Meinung

Musik ist keine Lösung

Ganz Deutschland schaut derzeit auf Chemnitz. Um ein Zeichen gegen Fremdenhass zusetzen, finden dazu verschiedene Aktionen statt z.B. das Benefizkonzert #wirsindmehr. Allerdings gibt es dazu auch kritische Stimmen. Ein Kommentar von Sophie Rauch.
 Karl Marx Denkmal in Chemnitz
Mehrere bekannte deutsche Musiker setzten am Montag den 03.09.2018 in der ehemaligen Karl-Marx-Stadt ein Zeichen gegen rechts.

Den Kommentar finden Sie hier zum Nachhören und unten zum Nachlesen:

Ein Kommentar von Sophie Rauch
EIn Kommentar zum Benefizkonzert in Chemnitz

 

Wir müssen was dagegen machen. Nur was? Also demonstriert haben wir die letzten Tage schon reichlich. Vielleicht dem Rechtsruck entgegenwirken? Nur wie? Na ja, der Seehofer setzt auf Zurückhaltung. Dann lassen wir die Rechtsextremen erstmal machen. Also so schlimm wie 33 ist es ja noch nicht. Mhhmm… was bleibt da noch groß übrig? Vielleicht was mit Musik?
Oh ja hat bisher ja immer gut funktioniert. Protestsänger und -sängerinnen haben so schon den Irakkrieg und den Hunger in Afrika beendet. Okay gut . . . vielleicht nicht komplett – aber hey wir haben was für die gute Sache gemacht.

Benefizkonzert gegen Fremdenhass oder für die eigne Promo?

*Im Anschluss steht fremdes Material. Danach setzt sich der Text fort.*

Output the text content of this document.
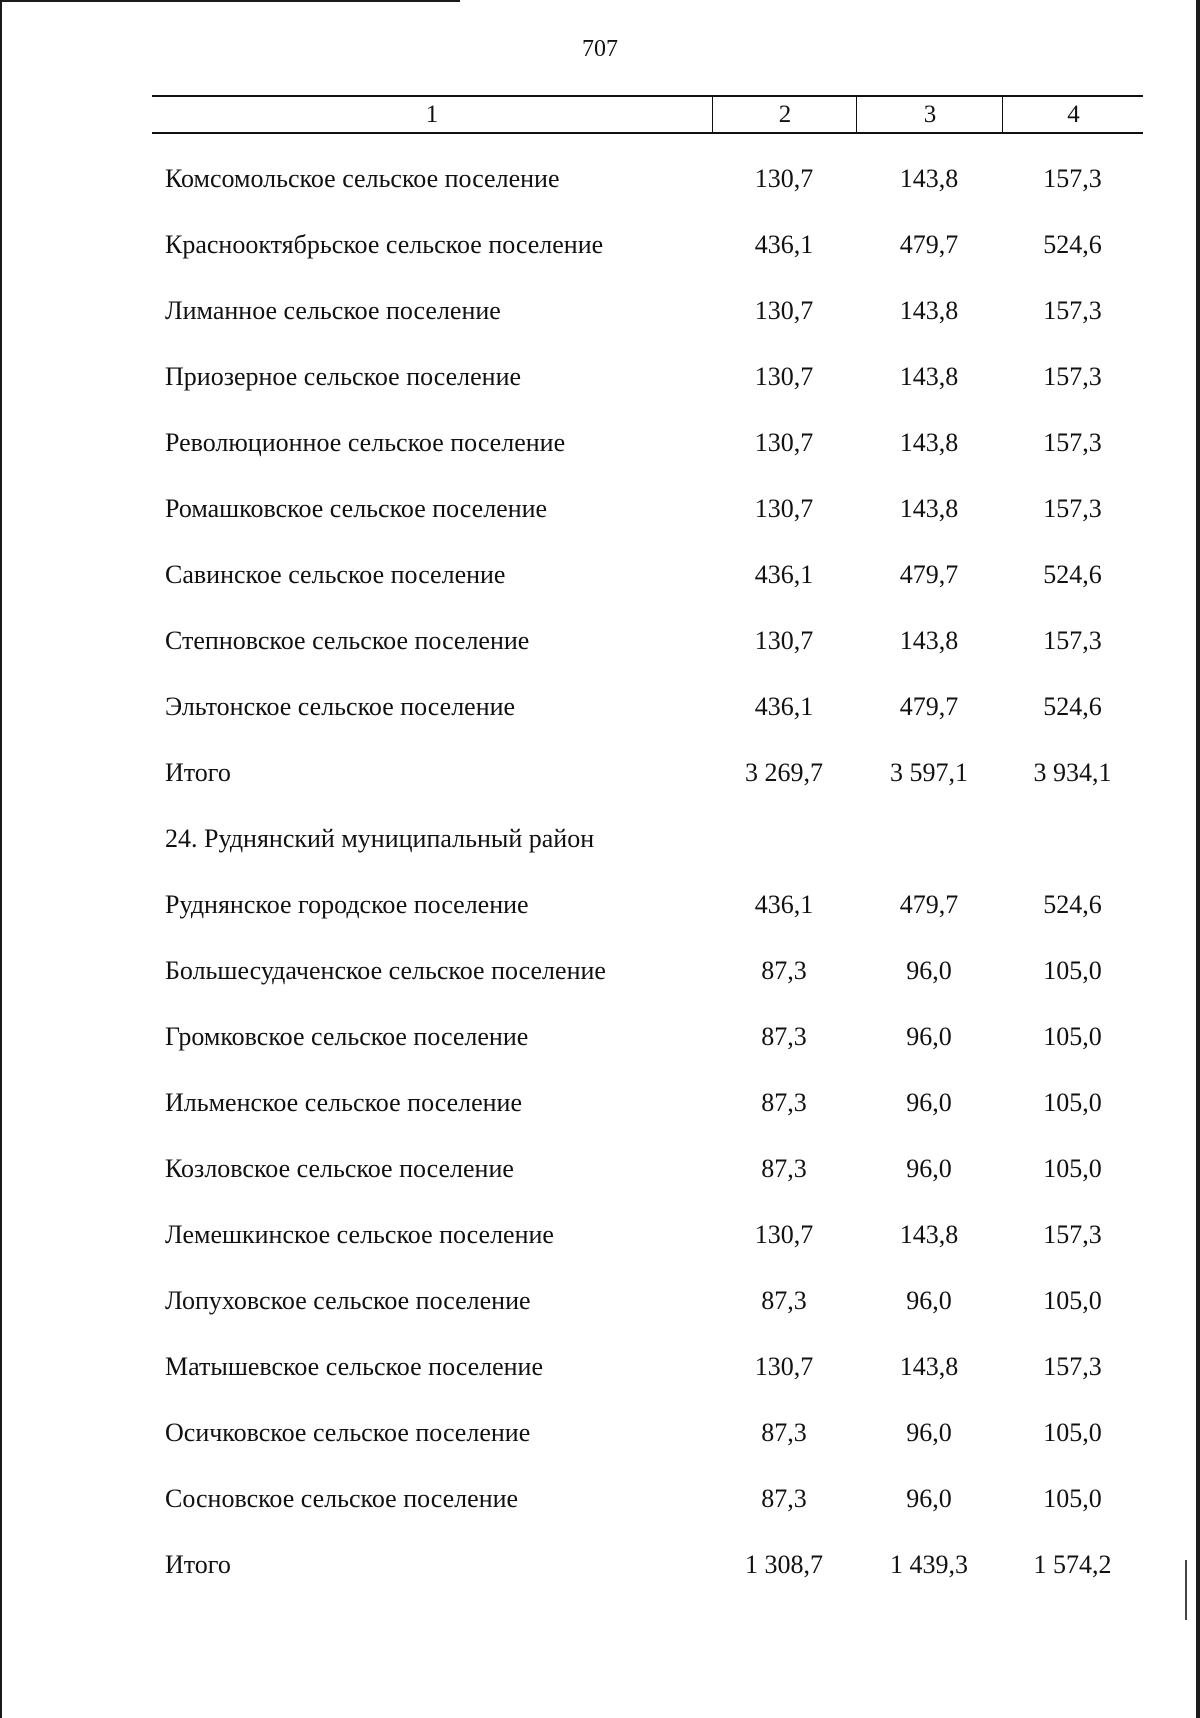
707
1	2	3	4
Комсомольское сельское поселение	130,7	143,8	157,3
Краснооктябрьское сельское поселение	436,1	479,7	524,6
Лиманное сельское поселение	130,7	143,8	157,3
Приозерное сельское поселение	130,7	143,8	157,3
Революционное сельское поселение	130,7	143,8	157,3
Ромашковское сельское поселение	130,7	143,8	157,3
Савинское сельское поселение	436,1	479,7	524,6
Степновское сельское поселение	130,7	143,8	157,3
Эльтонское сельское поселение	436,1	479,7	524,6
Итого	3 269,7	3 597,1	3 934,1
24. Руднянский муниципальный район
Руднянское городское поселение	436,1	479,7	524,6
Большесудаченское сельское поселение	87,3	96,0	105,0
Громковское сельское поселение	87,3	96,0	105,0
Ильменское сельское поселение	87,3	96,0	105,0
Козловское сельское поселение	87,3	96,0	105,0
Лемешкинское сельское поселение	130,7	143,8	157,3
Лопуховское сельское поселение	87,3	96,0	105,0
Матышевское сельское поселение	130,7	143,8	157,3
Осичковское сельское поселение	87,3	96,0	105,0
Сосновское сельское поселение	87,3	96,0	105,0
Итого	1 308,7	1 439,3	1 574,2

Apropos gute Sache: Um die geht es in Chemnitz auch. Denn das Who is Who der linken Musikszene vereint sich in Harmonien gegen Fremdenhass: Kraftklub, K.I.Z., Feine Sahne und die Toten Hosen reichen sich das Mikro wie ein Staffelstab weiter. Natürlich alles für die gute Sache! Total selbstlos wird das Konzert kostenlos gegen Fremdenhass veranstaltet. Neben moralischen Pluspunkten gibt es vor allem eins: Promo, Promo, Promo.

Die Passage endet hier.